The reason to not do it for empty parentheses seems very arbitrary to me. Because the English language doesn’t use empty parentheses? So suddenly a RULE, just set up a sentence earlier, contradicts itself? Essentially creating an exception where none was needed? Making it harder on IDE/Editors and the human? Why?

After using this for a few months, it starts to look pretty natural - but then the same could be said of most standards. I have a PR open against clang-format which implements this formatting rule, which is currently undergoing review. I’m hopeful that this will be accepted in the near future.

I’m a big fan of a workflow where I write in a very freeform way, and then let clang-format tidy up after me. It feels a lot more frictionless than doing the formatting as you go along.
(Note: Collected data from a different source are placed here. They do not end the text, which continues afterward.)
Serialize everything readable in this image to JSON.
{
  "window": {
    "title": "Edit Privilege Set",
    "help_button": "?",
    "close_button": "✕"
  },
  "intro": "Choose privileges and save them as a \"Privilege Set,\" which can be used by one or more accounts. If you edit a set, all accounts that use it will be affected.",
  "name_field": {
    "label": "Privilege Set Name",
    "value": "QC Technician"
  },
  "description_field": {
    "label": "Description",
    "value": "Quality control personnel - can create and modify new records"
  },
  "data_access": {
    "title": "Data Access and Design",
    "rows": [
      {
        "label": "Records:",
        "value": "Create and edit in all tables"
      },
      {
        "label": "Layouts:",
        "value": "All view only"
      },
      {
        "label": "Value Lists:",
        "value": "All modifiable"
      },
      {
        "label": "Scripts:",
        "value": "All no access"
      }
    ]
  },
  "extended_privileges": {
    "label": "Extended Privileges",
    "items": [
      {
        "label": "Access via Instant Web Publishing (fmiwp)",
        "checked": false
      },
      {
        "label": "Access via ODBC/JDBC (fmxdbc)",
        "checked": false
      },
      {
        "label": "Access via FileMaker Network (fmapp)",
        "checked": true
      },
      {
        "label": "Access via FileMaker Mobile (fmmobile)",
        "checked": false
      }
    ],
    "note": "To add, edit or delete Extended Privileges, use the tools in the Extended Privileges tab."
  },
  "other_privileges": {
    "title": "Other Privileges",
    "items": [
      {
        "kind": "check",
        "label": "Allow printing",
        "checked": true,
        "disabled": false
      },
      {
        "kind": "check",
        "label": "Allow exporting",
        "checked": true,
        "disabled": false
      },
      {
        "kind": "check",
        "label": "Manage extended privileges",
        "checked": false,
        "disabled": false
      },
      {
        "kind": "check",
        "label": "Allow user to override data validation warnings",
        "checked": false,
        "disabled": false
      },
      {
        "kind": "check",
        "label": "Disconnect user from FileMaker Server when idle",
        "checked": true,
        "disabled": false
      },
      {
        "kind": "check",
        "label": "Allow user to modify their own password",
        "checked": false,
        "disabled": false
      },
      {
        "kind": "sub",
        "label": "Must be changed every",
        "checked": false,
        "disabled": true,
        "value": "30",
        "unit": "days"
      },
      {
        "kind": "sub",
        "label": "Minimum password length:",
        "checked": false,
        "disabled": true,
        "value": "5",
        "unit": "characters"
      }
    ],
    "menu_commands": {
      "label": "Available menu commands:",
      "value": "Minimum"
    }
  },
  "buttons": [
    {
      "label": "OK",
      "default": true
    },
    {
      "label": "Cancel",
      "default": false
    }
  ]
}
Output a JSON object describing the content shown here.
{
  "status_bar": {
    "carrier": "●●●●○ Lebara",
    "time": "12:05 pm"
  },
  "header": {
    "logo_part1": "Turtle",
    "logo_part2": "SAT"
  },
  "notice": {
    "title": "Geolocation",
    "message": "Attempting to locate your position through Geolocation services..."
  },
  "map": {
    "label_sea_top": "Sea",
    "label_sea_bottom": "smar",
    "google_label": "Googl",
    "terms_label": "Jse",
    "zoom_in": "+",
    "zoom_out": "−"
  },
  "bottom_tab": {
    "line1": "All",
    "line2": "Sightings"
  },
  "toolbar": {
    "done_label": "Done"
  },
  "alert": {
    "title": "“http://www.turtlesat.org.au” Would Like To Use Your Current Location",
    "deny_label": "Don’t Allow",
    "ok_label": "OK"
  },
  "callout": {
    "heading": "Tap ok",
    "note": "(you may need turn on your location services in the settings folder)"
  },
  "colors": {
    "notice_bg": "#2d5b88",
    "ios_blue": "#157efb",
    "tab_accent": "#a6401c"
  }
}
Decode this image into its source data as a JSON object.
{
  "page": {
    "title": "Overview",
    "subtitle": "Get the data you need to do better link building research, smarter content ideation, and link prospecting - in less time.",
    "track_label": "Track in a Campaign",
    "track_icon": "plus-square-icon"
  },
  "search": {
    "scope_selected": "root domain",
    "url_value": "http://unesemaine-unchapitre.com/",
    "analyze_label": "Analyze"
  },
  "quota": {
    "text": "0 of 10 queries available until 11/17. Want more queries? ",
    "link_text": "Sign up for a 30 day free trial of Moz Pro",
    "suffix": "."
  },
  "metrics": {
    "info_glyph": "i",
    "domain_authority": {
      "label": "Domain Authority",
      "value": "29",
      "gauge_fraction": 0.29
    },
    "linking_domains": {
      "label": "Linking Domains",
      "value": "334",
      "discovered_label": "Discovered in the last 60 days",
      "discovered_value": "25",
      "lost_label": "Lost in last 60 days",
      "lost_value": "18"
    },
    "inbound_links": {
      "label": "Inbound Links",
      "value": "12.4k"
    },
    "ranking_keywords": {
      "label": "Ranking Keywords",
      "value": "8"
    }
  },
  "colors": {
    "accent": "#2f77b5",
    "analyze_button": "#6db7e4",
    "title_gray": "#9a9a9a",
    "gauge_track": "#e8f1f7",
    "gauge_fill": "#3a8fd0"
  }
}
Re: brace formatting, the style I use is spaces everywhere for non-empty braces (I have a clang-format rule for this too).

That means, nested empty braces look like this {{}}, but braces with contents get spaces either side of the braces like so { { "key", "value" }, { "anotherKey", "anotherValue" } }. If I was typing that manually, I’d get fed up of adding all that extra spacing - but, if you have a tool to enforce it automatically, I think it’s worth it because the result does look nicer.